Saturday, 18 September 2021 19:01

Freshman, The/ 1924






THE FRESHMAN

US, 1924, 76 minutes, Black and white.
Harold Lloyd.
Directed by Fred C. Newmeyer, Sam Taylor.

The Freshman is a funny Harold Lloyd comedy of 1924. Harold Lloyd emerged as one of the most successful of the silent screen comics -along with Chaplin and Keaton. He was the ingenuous American, naive and enthusiastic, good-mannered and courteous - and wearing spectacles. (In this way he seems a predecessor to Woody Allen.)

This film satirises American college life - in the vein that it was to be used over many decades from films like the musical Good News to the teenage raucous comedies of the '80s. The film shows the traditional characters, satirises college life - especially the American preoccupation with sport.

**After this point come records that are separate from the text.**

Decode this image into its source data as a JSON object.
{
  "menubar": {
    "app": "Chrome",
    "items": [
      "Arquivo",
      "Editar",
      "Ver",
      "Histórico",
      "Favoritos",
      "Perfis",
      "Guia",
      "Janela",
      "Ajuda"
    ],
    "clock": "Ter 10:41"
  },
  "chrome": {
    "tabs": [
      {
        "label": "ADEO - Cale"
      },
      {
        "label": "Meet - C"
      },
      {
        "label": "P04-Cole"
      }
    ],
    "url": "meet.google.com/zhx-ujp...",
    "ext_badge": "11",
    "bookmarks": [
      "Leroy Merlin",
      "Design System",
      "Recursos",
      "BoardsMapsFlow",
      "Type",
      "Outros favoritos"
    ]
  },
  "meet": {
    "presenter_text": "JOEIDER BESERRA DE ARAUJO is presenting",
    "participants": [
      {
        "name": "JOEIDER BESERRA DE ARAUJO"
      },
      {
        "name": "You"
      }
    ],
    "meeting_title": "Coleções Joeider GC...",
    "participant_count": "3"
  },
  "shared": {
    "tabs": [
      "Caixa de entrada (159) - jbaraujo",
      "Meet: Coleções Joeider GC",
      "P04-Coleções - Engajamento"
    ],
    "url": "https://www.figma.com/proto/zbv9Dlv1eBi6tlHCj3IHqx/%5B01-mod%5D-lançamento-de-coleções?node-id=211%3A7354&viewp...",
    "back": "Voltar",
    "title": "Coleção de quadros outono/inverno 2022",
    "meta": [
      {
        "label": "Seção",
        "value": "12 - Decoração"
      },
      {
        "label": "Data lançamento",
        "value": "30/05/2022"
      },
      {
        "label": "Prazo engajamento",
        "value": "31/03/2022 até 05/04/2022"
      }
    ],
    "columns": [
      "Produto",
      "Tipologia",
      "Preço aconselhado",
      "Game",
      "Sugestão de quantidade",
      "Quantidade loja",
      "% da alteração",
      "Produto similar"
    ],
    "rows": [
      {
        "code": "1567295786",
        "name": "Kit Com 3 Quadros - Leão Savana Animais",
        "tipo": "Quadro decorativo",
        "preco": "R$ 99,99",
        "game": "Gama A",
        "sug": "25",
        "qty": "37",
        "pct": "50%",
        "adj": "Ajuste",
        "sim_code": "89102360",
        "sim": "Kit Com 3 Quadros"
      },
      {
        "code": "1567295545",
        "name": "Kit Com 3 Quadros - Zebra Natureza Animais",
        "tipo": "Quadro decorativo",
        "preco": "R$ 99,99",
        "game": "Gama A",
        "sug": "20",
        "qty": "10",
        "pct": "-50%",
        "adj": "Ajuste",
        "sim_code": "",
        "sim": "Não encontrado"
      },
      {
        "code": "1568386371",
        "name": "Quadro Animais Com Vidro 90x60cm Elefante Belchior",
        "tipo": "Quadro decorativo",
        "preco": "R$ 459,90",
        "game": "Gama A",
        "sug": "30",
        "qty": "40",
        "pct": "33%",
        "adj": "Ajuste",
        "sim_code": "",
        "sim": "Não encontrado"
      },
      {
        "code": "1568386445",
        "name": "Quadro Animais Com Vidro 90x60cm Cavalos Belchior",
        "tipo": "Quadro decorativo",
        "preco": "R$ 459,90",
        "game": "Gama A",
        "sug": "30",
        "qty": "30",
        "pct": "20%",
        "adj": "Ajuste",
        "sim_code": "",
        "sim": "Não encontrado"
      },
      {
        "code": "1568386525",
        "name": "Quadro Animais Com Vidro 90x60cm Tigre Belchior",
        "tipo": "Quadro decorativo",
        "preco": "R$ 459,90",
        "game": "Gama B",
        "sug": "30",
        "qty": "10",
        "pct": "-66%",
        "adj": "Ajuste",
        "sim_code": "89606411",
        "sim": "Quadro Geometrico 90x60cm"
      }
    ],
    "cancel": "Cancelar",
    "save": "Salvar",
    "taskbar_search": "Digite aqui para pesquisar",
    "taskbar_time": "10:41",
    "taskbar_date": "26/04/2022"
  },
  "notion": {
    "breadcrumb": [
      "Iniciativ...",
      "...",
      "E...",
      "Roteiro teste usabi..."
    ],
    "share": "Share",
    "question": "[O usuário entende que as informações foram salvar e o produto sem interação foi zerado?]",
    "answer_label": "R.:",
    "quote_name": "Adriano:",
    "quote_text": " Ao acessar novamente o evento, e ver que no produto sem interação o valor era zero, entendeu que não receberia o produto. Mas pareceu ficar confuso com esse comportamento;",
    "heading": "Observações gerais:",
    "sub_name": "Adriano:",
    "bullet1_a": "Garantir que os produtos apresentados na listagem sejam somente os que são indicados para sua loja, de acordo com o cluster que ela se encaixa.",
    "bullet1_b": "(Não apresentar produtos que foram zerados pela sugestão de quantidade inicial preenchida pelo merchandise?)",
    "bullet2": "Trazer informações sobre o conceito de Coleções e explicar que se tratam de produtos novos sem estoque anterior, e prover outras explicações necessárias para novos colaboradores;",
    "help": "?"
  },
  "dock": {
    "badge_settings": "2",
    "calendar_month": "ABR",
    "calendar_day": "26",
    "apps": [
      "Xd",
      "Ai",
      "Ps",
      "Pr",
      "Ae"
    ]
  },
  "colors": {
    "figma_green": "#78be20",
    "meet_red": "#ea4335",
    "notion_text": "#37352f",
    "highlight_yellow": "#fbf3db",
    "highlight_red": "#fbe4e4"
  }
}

Lloyd is a pleasing combination of the enthusiastic, the silly, the shy, the sensitive. Parts of this film were later used by Preston Sturges for a sound version of Lloyd comedy, Mad Wednesday.

1. The popularity of Harold Lloyd? His screen persona? Comic style? Image?

2. Black and white photography, the liveliness in the static style of photography of the time? The reliance on angles, editing and pace?

3. The old plot and the characters in the American college? Academic? Sport? Social?

4. Harold and his dreams about college life, looking at the college annuals, his comic skipping introduction, travelling on the train, meeting Peggy, the arrival at the station, the students mocking him, putting him in the Dean's car, going on stage, the antics with the cat, his speech to the students and asking them to call him Speedy? Shouting ice cream for them all? The small apartment? Meeting Peggy? The humorous situations: the suit for the dance, the suit coming apart at the dance? The football practice and his being victimised - and yet his enthusiasm for being on the team? Being told the truth about people mocking him? The pathos? The final football match - and his being on the sideline, the humorous choreography of his football-playing, winning the match? An American hero - of the gentle style?

5. Peggy as the romantic heroine, poor, working, hearing the truth about Harold, faithful to him?

6. The presentation of the hero - the golden-haired boy, the sports hero? The contrast with the cad and his followers? Their cruelty in mocking Harold?

7. The humour with the Dean (who never married for fear his wife would call him by his Christian name)? The Coach who would make Simon Legree look like the Good Samaritan? The tailor and his dizzy spells, the sewing of the suit during the dance and the bell ringing?

8. The humour of the captions? American comedy of the '20s - the reliance on situations, characters? The choreography of antics and stunts? Good humour?